WASHINGTON—Experts watching the economic drama of the PIGS—Portugal, Italy, Greece and Spain—keep telling us, reasonably, that you cannot have a Southern European economy and a German exchange rate. They mean that the euro, dominated by mighty and disciplined Germany, has become a straitjacket for deficit-ridden, debt-laden, unproductive economies that cannot devalue their way out of the crisis because they have ceded control over monetary policy to the European Central Bank.

But those experts are being too reasonable. I suggest the opposite. Precisely because a fixed exchange rate among economies so out of tune with each other is a nutty idea, the trap in which the PIGS find themselves is the only chance, however slim, that they will address their socioeconomic model.

As a citizen of Spain who has spent a third of his life studying or working in Europe, it has been painful to watch the Spanish economy, whose transformation in the 1980s and ’90s was the stuff of legend, wake up metamorphosed into a Kafkaesque bug. With one out of every five adults and four out of 10 young people out of work, millions of mortgaged properties underwater, half of the savings & loan banks in a state of insolvency and a private debt almost twice as large as the size of the total economy, Spain is going through an existential crisis.

“In record time,” writes Lorenzo Bernaldo de Quiros in his recent book “The Great Recession,” “the well-being and wealth of Spaniards achieved since the second half of the 1990s have evaporated and only exist today as a nostalgia for a Golden Age.” Echoing a famous phrase by the philosopher Miguel de Unamuno, Bernaldo concludes that “Spain’s Unamunean ‘tragic sense of life’ runs the risk of becoming a deeply rooted state of mind.”

Spain’s rude awakening is particularly cruel from a historical perspective. Cut off from its modern neighbors during the decades-long regime of Francisco Franco, the country’s accession to the European Union and its adoption of the common currency were more than a political or economic coming of age: They were acts of exorcism against Spain’s historical demons—the decadence spanning from the late 17th century to Franco’s death. For Portugal and Greece, the EU was the jump from the Third to the First World; Spain embraced it as a spiritual transformation.

Which explains two things. First, Spain’s shock after realizing that being a member of the European Union entailed worldly costs and sacrifices. Second, and echoing similar sentiments in Greece and Portugal, the general refusal to even consider the possibility of giving up the euro.

In a situation in which its domestic currency was free to reflect its deficits, high labor costs and low productivity, Spain’s currency would have been naturally devalued by now. Without this possibility, Spain faces a double punishment if it wants to avoid a decades-long depression: the social dislocation that will inevitably result from efforts to become disciplined and competitive, and the cost of having to go through price and wage deflation in the absence of monetary flexibility in the short run. More profoundly, Spain will need to make a fateful decision. Does it want to become like Germany and accept that prosperity is the reward of effort, or does it want to drag the rest of Europe down?
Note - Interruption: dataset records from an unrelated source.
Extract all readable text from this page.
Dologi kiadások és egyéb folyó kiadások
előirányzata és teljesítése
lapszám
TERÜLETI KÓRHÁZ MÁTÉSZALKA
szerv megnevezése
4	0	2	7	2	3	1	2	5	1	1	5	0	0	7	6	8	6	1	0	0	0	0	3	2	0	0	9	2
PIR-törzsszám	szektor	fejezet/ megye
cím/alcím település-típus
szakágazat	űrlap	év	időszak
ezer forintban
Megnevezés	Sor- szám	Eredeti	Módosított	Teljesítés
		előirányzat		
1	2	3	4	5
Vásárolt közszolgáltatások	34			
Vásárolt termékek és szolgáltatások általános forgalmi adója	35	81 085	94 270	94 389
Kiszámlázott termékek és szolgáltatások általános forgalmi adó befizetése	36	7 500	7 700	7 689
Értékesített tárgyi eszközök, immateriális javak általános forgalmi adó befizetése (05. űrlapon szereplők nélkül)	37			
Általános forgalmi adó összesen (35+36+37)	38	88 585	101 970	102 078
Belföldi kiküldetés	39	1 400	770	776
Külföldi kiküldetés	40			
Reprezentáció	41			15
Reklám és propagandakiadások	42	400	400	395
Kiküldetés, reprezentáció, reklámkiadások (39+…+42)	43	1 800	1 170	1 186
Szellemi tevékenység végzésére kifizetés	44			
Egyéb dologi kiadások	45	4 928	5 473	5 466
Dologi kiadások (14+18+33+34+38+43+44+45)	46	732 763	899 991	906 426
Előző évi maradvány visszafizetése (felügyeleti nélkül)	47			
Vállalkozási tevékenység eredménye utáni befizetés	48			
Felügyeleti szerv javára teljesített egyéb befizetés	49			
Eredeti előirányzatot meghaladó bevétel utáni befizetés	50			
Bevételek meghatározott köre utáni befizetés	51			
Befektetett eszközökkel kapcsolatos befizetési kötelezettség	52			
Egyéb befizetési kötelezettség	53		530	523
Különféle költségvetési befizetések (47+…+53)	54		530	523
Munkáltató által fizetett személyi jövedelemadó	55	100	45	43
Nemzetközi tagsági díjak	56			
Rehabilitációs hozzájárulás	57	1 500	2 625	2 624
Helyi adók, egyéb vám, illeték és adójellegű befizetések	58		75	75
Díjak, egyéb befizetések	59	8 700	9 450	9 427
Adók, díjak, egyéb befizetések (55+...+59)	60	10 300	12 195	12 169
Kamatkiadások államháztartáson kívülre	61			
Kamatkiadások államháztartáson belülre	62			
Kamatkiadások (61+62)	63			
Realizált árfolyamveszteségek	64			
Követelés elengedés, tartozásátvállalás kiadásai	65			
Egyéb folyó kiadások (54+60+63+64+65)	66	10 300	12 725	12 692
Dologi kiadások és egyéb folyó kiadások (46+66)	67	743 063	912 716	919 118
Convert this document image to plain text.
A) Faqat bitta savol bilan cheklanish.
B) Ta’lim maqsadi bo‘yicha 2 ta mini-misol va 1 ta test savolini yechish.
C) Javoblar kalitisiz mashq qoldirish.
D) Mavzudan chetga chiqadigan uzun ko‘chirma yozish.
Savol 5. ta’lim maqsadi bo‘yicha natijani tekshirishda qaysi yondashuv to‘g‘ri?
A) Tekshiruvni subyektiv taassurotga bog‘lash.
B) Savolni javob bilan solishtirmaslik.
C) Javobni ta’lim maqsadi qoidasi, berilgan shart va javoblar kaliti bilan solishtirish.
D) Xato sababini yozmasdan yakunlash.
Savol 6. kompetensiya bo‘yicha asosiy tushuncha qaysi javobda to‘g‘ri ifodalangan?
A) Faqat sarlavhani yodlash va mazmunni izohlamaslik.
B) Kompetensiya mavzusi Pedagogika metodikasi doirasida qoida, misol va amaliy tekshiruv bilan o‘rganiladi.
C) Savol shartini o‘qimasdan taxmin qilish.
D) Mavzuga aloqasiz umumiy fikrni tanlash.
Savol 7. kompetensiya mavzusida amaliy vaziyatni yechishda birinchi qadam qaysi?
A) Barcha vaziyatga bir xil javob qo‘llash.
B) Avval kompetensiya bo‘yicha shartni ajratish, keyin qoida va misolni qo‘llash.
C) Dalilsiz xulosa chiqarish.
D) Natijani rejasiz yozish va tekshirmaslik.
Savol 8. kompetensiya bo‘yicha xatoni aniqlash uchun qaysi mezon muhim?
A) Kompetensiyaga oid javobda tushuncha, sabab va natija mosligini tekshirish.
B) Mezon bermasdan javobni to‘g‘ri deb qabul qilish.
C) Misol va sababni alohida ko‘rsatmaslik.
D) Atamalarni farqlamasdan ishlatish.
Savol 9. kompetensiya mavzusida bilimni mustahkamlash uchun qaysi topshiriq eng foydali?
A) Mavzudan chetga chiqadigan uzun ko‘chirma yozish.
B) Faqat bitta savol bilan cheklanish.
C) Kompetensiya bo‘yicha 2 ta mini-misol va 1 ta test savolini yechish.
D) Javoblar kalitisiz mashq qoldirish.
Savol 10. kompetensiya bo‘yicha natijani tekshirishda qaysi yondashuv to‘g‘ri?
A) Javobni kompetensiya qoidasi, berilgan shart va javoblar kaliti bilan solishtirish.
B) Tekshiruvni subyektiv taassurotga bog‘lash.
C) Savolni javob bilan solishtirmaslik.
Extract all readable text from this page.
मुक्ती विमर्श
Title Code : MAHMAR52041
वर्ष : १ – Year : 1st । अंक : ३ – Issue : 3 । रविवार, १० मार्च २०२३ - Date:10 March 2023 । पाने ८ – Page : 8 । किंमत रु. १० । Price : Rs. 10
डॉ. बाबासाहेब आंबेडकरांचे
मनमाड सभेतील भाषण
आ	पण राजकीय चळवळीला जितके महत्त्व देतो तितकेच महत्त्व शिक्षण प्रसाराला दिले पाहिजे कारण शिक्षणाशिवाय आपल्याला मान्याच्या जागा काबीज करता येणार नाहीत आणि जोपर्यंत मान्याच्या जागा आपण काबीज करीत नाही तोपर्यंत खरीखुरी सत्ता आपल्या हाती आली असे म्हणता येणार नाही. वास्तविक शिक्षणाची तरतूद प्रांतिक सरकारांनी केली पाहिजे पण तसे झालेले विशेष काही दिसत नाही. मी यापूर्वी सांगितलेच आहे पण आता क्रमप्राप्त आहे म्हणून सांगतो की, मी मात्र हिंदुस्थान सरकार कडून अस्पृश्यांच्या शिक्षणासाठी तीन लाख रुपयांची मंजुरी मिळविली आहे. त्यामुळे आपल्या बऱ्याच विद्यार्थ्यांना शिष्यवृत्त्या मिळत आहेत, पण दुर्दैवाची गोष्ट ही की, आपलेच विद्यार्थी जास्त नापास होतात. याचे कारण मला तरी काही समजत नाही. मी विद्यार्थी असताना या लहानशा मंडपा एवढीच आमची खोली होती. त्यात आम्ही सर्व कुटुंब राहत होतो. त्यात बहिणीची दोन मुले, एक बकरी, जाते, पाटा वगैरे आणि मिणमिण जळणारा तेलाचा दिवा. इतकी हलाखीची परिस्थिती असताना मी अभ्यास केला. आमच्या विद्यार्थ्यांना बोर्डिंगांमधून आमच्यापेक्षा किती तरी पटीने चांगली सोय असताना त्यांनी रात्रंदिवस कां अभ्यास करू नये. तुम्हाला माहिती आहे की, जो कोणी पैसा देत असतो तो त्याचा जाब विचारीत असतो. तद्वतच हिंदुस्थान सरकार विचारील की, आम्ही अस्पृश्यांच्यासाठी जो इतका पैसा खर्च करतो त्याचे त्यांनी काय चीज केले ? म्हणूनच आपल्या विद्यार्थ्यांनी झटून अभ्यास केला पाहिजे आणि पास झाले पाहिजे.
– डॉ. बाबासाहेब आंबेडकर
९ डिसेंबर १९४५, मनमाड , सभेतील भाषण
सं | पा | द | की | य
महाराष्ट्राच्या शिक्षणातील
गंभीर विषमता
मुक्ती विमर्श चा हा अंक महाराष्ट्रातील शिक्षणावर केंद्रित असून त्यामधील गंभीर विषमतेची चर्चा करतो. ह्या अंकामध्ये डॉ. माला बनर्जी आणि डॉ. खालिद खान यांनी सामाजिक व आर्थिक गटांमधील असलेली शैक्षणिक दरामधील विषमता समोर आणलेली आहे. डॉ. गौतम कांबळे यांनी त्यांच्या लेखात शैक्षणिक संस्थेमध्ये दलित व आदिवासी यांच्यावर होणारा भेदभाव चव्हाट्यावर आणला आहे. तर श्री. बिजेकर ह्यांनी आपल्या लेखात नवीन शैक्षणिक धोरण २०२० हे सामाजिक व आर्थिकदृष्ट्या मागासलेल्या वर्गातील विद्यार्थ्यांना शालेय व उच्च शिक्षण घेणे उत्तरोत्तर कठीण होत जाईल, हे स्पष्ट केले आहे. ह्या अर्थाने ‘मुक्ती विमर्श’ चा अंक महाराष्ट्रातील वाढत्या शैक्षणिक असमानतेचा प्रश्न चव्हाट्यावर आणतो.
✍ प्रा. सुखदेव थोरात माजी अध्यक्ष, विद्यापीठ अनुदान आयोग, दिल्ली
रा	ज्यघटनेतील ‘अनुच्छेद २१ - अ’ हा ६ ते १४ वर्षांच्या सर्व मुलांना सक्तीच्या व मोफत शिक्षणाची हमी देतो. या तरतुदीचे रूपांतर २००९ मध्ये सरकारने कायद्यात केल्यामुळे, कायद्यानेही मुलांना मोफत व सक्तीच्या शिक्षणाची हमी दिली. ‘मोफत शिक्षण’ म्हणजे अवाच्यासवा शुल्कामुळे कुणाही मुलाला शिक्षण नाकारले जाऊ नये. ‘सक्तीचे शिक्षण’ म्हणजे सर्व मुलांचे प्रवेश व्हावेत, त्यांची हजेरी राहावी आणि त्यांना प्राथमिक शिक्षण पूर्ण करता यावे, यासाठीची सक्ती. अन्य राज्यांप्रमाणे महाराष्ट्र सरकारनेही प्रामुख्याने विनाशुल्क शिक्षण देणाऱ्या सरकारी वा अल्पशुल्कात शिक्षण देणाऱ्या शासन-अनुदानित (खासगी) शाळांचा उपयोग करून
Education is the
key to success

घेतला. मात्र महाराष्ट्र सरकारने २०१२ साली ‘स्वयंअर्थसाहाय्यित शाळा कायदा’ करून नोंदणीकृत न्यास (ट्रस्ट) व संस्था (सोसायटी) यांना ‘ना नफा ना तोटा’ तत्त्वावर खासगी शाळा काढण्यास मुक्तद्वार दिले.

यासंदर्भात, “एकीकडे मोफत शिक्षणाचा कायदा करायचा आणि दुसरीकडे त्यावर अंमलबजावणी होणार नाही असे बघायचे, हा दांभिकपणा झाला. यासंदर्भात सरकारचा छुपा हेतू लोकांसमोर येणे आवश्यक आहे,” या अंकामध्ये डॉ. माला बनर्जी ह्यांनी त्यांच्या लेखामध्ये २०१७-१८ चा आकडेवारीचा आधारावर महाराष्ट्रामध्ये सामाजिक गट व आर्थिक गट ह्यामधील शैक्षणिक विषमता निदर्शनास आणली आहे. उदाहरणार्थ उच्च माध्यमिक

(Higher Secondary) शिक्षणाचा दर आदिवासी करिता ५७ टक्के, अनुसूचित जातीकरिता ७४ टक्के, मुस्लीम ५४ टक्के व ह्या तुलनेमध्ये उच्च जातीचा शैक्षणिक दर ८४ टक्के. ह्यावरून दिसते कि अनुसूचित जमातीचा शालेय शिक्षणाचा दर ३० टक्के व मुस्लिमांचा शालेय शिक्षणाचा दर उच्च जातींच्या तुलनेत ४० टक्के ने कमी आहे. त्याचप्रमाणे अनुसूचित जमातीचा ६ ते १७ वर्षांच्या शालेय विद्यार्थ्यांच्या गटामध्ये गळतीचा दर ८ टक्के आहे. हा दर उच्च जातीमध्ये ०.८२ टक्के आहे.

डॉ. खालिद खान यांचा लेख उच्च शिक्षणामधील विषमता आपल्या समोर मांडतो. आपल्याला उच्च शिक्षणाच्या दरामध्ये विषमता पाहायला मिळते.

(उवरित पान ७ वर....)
It is a mistake to focus on the euro as the essence of the PIGS’ problems. The common currency contributed greatly to Spain’s delusional economy by giving it an unrealistic purchasing power and is making it doubly tough to overcome the recession by not allowing it, as the Nordic economies did when they ran into trouble in the late 20th century, to devalue the exchange rate. But the real cause of what is happening is that the nation mistook easy credit, subsidies and social protection for real wealth.

I have no idea whether Spain and the other PIGS will, as many predict, confront a couple of Japanese-style lost decades. But I do know this: If they don’t relearn the basics of what it takes to be rich in a competitive world, Germany and a few others will eventually say goodbye to them.

Ortega y Gasset, Spain’s foremost intellectual in the 20th century, argued passionately for an integrated Europe. “If Spain is the problem, Europe is the salvation,” he proclaimed. His compatriots failed to understand that he was talking about a cultural, not merely a political or economic, space. It might be useful to bear that in mind in these troubled times.